ECLI:NL:RBDHA:2018:6022
Rechtbank Den Haag
- Eerste aanleg - enkelvoudig
- Rechtspraak.nl
Verweerder weigert asielaanvraag op basis van Dublinverordening met Duitsland als verantwoordelijke staat
In deze zaak heeft de Rechtbank Den Haag op 17 mei 2018 uitspraak gedaan in een asielprocedure waarbij de eiser, een vreemdeling, een verblijfsvergunning asiel voor bepaalde tijd had aangevraagd. De staatssecretaris van Justitie en Veiligheid, als verweerder, had de aanvraag niet in behandeling genomen op grond van de Dublinverordening, omdat Duitsland verantwoordelijk was voor de behandeling van de asielaanvraag. De eiser had eerder in Duitsland internationale bescherming aangevraagd, maar deze aanvraag was afgewezen. Duitsland had op 28 februari 2018 ingestemd met de terugname van de eiser.
De rechtbank heeft vastgesteld dat de eiser op 4 februari 2018 een nieuwe asielaanvraag had ingediend, maar dat de verweerder terecht had geconcludeerd dat Duitsland verantwoordelijk was voor de behandeling van deze aanvraag.

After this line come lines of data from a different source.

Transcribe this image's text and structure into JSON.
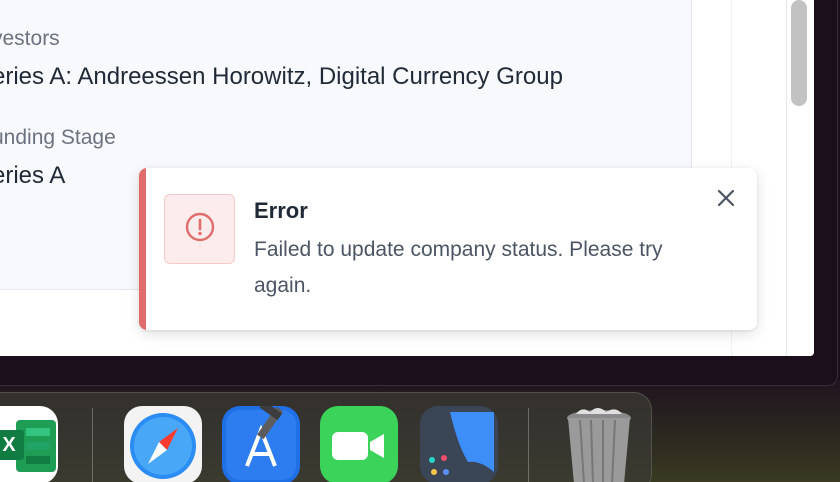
{
  "details": {
    "investors_label": "vestors",
    "investors_value": "eries A: Andreessen Horowitz, Digital Currency Group",
    "funding_stage_label": "unding Stage",
    "funding_stage_value": "eries A"
  },
  "toast": {
    "type": "error",
    "title": "Error",
    "message": "Failed to update company status. Please try again.",
    "accent_color": "#e06c6c",
    "icon": "alert-circle-icon",
    "close_icon": "close-icon"
  },
  "dock": {
    "apps": [
      {
        "name": "Microsoft Excel",
        "icon": "excel-icon",
        "letter": "X"
      },
      {
        "name": "Safari",
        "icon": "safari-icon"
      },
      {
        "name": "Xcode",
        "icon": "xcode-icon"
      },
      {
        "name": "FaceTime",
        "icon": "facetime-icon"
      },
      {
        "name": "Preview",
        "icon": "preview-icon"
      },
      {
        "name": "Trash",
        "icon": "trash-icon"
      }
    ]
  }
}
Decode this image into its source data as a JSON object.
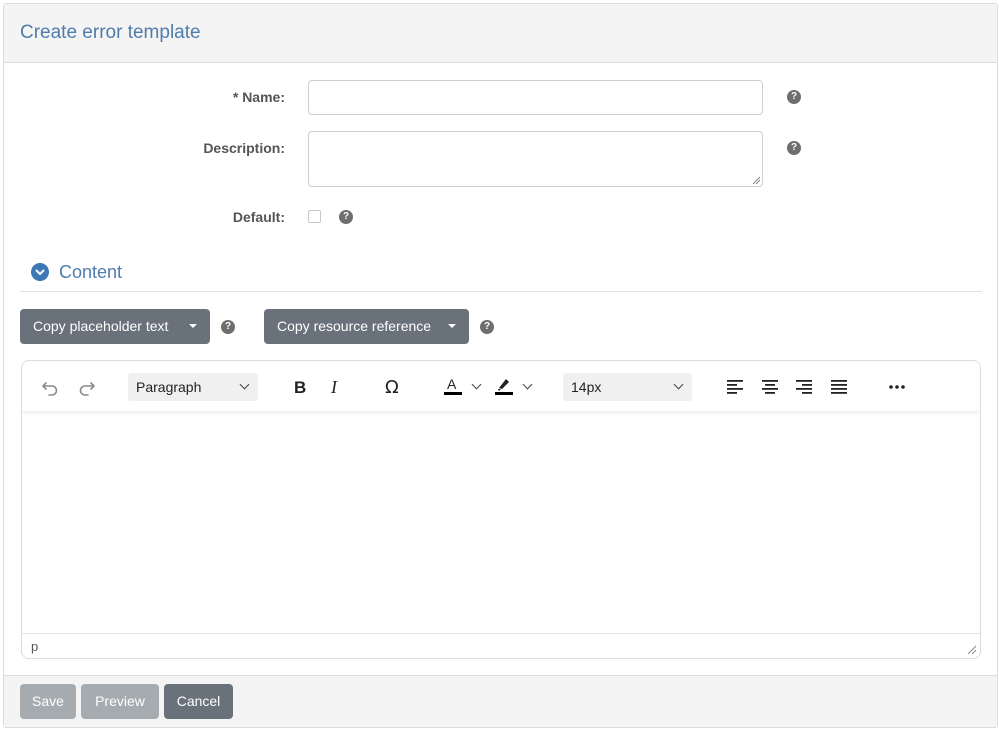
{
  "header": {
    "title": "Create error template"
  },
  "form": {
    "name_label": "* Name:",
    "name_value": "",
    "description_label": "Description:",
    "description_value": "",
    "default_label": "Default:",
    "help_glyph": "?"
  },
  "section": {
    "title": "Content",
    "expanded": true
  },
  "dropdowns": {
    "placeholder_label": "Copy placeholder text",
    "resource_label": "Copy resource reference"
  },
  "editor": {
    "block_format": "Paragraph",
    "font_size": "14px",
    "status_path": "p",
    "toolbar_icons": [
      "undo-icon",
      "redo-icon",
      "bold-icon",
      "italic-icon",
      "special-character-icon",
      "text-color-icon",
      "highlight-color-icon",
      "align-left-icon",
      "align-center-icon",
      "align-right-icon",
      "justify-icon",
      "more-icon"
    ]
  },
  "footer": {
    "save_label": "Save",
    "preview_label": "Preview",
    "cancel_label": "Cancel"
  },
  "colors": {
    "title": "#4f7cac",
    "accent": "#3b78b5",
    "button_dark": "#69717a",
    "button_disabled": "#a6abaf"
  }
}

De eiser voerde aan dat hij in Duitsland slachtoffer was geworden van mishandeling en dat hij daar geen bescherming had gekregen. Hij vreesde dat hij bij terugkeer naar Duitsland opnieuw niet voldoende zou worden geholpen, wat volgens hem in strijd zou zijn met artikel 3 van het Europees Verdrag voor de Rechten van de Mens (EVRM) en artikel 4 van het Handvest van de Europese Unie.
De rechtbank oordeelde echter dat er geen reden was om aan te nemen dat Duitsland geen adequate bescherming zou bieden. De eiser had zijn medische klachten niet voldoende onderbouwd en de rechtbank concludeerde dat hij in Duitsland recht had op noodzakelijke medische zorg. De rechtbank verklaarde het beroep van de eiser ongegrond en wees erop dat er geen aanleiding was voor een proceskostenveroordeling. De uitspraak werd openbaar uitgesproken en het proces-verbaal werd digitaal ondertekend.